Comment un couple peut-il s'en sortir financièrement ?! Il faut espérer qu'ils aient beaucoup économisée sinon, c'est très vite la banqueroute. Car au contraire de la France, le suivi médicale n'est pas gratuit loin de là et il faudra aussi penser aux frais qui seront engendrés et tout particulièrement ceux liés à la scolarité.
* Au Japon, pour pouvoir donner naissance à votre enfant, vous devez choisir entre 3 voies :
- La première, c'est l'hôpital, l'accouchement est pris en charge à environ 75% (il y a des plus comme des dépassements de forfait, le repas, la chambre individuelle, la télévision, etc.) mais les consultations avec le gynécologue ne sont pas aussi biens pris en charge . D'ailleurs, il faut bien débourser dans les 7000 yens (+ de 60 euros) pour chaque visite s'il y a une échographie. Et par rapport en France, les femmes enceintes sont très suivies, elles vont toutes les deux semaines à partir du 6ème mois consulter le gynécologue, et les échographies sont pratiquées à chaque séance dès le troisième mois. Le budget peu déjà bien être entamé juste avec ce suivi médical. A noter qu'il vous ait fortement déconseillé de voyager durant votre grossesse, car un hôpital qui ne connait pas la future mère peut refuser de vous recevoir si vous êtes en plein début de travail. Il n'est pas rare de voir des ambulances faire plusieurs hôpitaux à la queuleuleu avant que la patiente soit pris en charge.

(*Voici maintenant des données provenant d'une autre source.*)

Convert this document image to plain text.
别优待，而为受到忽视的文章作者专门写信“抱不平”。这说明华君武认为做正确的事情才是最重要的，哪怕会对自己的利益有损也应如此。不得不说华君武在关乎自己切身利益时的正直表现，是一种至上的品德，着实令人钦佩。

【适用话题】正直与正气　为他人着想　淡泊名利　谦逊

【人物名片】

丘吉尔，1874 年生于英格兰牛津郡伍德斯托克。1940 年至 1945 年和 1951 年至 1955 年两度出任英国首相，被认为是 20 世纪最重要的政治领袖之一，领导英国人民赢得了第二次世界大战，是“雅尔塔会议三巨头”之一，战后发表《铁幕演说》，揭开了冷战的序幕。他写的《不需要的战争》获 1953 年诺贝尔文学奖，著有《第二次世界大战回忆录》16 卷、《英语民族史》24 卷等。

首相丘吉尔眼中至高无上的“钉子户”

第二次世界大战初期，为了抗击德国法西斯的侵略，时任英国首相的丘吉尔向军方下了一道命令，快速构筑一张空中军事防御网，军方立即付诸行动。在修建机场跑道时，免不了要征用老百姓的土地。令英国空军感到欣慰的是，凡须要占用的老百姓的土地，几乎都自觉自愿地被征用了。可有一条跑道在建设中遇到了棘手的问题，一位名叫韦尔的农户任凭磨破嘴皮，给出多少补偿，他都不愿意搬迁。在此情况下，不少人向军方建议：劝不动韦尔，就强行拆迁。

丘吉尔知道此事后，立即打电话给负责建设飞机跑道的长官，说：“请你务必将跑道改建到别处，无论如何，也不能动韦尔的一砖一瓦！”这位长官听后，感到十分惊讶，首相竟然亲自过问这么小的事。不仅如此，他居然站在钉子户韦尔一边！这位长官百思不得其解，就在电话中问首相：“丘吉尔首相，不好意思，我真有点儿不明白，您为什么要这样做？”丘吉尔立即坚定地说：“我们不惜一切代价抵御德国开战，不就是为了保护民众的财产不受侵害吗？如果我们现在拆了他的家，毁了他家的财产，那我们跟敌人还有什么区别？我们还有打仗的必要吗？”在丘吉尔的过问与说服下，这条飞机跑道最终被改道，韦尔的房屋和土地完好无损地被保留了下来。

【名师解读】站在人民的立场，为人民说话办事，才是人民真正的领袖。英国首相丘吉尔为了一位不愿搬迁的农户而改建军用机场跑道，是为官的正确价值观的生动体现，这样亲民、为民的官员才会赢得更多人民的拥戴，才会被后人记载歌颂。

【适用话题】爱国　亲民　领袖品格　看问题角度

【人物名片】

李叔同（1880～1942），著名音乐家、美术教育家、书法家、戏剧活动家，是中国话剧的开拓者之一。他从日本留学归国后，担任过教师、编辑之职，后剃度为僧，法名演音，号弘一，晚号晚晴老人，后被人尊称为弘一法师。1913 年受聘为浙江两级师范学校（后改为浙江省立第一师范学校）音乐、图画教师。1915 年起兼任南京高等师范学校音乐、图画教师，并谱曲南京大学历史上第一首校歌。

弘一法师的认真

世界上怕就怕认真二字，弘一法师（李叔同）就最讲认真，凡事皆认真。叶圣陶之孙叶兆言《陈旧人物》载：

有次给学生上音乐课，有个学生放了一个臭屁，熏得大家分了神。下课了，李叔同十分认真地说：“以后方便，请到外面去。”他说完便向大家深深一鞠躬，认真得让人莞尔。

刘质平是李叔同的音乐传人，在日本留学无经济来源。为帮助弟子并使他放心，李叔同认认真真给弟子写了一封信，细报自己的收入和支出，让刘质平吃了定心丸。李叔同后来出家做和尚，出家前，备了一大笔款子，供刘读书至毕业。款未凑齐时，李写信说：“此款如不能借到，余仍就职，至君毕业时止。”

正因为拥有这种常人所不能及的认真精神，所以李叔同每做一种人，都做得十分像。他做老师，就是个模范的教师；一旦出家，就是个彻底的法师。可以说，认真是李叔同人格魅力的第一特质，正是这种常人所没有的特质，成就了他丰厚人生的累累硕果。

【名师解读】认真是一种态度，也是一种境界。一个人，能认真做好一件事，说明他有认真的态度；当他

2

Alors choisissez bien votre hôpital avant de faire votre première consultation.
- La deuxième, c'est la clinique privée. Alors là faut se méfier autant elle peut très efficace autant ça peu être un attrape gogo. Tout dépendra de la classe de l'établissement et de son matériel. Car s'il y a un problème et qu'ils n'ont pas l'équipe ou le matériel adéquat, c'est destination l'hôpital et parfois c'est trop tard. Ce qui est vraiment impressionnant, c'est de voir ces cliniques de luxe qui sont décorés comme de grands hôtels 4 étoiles et a tout le confort possible et inimaginable. Outre que le prix soit parfois complétement indécent, votre assurance (celle de l'entreprise) ou l'Etat (si vous n'en avez pas) ne prendra presque rien en charge.
* Des cliniques de luxe proposent des chambres dignent des plus grands hôtels.
- La troisième c'est à la naturelle. Les japonaises aiment souffrir, déjà dans de nombreuses cliniques ont conseille aux femmes lors de l'accouchement de ne pas réclamer de péridurale. Il paraît que c'est bon pour la future maman de vivre ses douleurs à 100%. Mais certaines patientes préfèrent aller directement dans des « cliniques » où l'on enfante naturellement sans aide poussée médicale, à l'ancienne, à la dure. Bien sûr, c'est comme pour les cliniques foireuses, s'il y a un problème c'est direction l'hôpital, et parfois il est trop tard. Enfin, il est aussi possible d'accoucher chez soi en faisant appel à une sage-femme. Mais cela est un choix libre que peut prendre toute personne résidant au Japon.
* A la "clinique" naturelle Yoshimura, les femmes enceintes y coupent du bois.
Avec toutes ces contraintes, il ne faut pas s'étonner que les japonaises tardent de plus en plus à enfanter. D'ailleurs la moyenne d'âge des femmes ayant leur premier enfant se situe entre 30 et 35 ans. Etre enceinte au Japon est vraiment un passage très difficile pour chaque femme japonaise. Des décisions importantes sont à prendre et pourront être très lourdes de conséquences dans le futur d'un couple.